One study in the Journal of Medical Internet Research showed that 98 percent of users found mHealth weight loss apps helped motivate them. Patient engagement with and likability of the app, frequent app use, and app educational quality predicted more behavior change than apps without those qualities.

However, patient education within the app must be targeted and cannot be arbitrary, the study showed.

“Though general knowledge alone is often an insufficient change agent, this study demonstrates that knowledge specifically related to ways in which one can improve dietary behavior and the benefits of making such improvements are mechanisms for change when using diet- and nutrition-related apps,” the team pointed out.

These favorable qualities will be useful in future mHealth app development, the researchers said.

“Moving forward, developers of diet/nutrition apps may consider design configurations that emphasize the provision of knowledge to shape attitudes and beliefs, followed by attempts to influence actual skill development in app users,” the researchers concluded. “Elements of gamification or other such paradigms may be useful to maintain user motivation and the desire to be persistent in making weight loss efforts.”

Although it is ideal for a motivational app to deliver positive outcomes, researchers say just having the app itself is an indicator of patient motivation.

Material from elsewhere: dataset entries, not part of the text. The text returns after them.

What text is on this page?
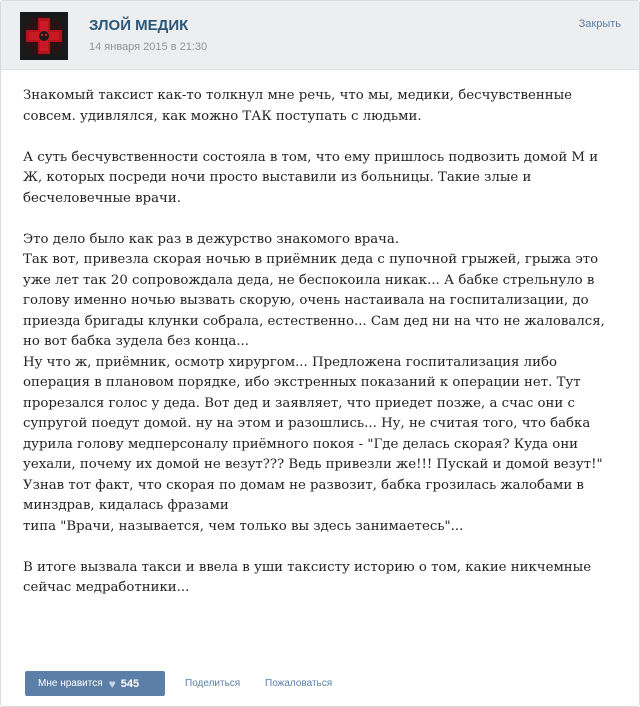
ЗЛОЙ МЕДИК
14 января 2015 в 21:30
Закрыть

Знакомый таксист как-то толкнул мне речь, что мы, медики, бесчувственные

совсем. удивлялся, как можно ТАК поступать с людьми.

А суть бесчувственности состояла в том, что ему пришлось подвозить домой М и

Ж, которых посреди ночи просто выставили из больницы. Такие злые и

бесчеловечные врачи.

Это дело было как раз в дежурство знакомого врача.

Так вот, привезла скорая ночью в приёмник деда с пупочной грыжей, грыжа это

уже лет так 20 сопровождала деда, не беспокоила никак... А бабке стрельнуло в

голову именно ночью вызвать скорую, очень настаивала на госпитализации, до

приезда бригады клунки собрала, естественно... Сам дед ни на что не жаловался,

но вот бабка зудела без конца...

Ну что ж, приёмник, осмотр хирургом... Предложена госпитализация либо

операция в плановом порядке, ибо экстренных показаний к операции нет. Тут

прорезался голос у деда. Вот дед и заявляет, что приедет позже, а счас они с

супругой поедут домой. ну на этом и разошлись... Ну, не считая того, что бабка

дурила голову медперсоналу приёмного покоя - "Где делась скорая? Куда они

уехали, почему их домой не везут??? Ведь привезли же!!! Пускай и домой везут!"

Узнав тот факт, что скорая по домам не развозит, бабка грозилась жалобами в

минздрав, кидалась фразами

типа "Врачи, называется, чем только вы здесь занимаетесь"...

В итоге вызвала такси и ввела в уши таксисту историю о том, какие никчемные

сейчас медработники...

Мне нравится ♥ 545	Поделиться Пожаловаться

One study also published in JMIR conceded that there is little evidence of the clinical outcomes of mHealth apps, but that simply using an app marks strong intrinsic motivation.

An assessment of patient mHealth use showed a modest correlation between app use and goal-setting patterns. Patients using planning, feedback, and monitoring apps were more apt to set health goals.

Driving patient activation in healthcare is often seen as difficult because a patient’s actions are not within the provider’s control. Using strong patient motivation techniques can help put some of that control back into the provider’s hands.

Healthcare professionals can better encourage their patients to take part in important self-management activities by tapping into proven strategies catered to the specific patient.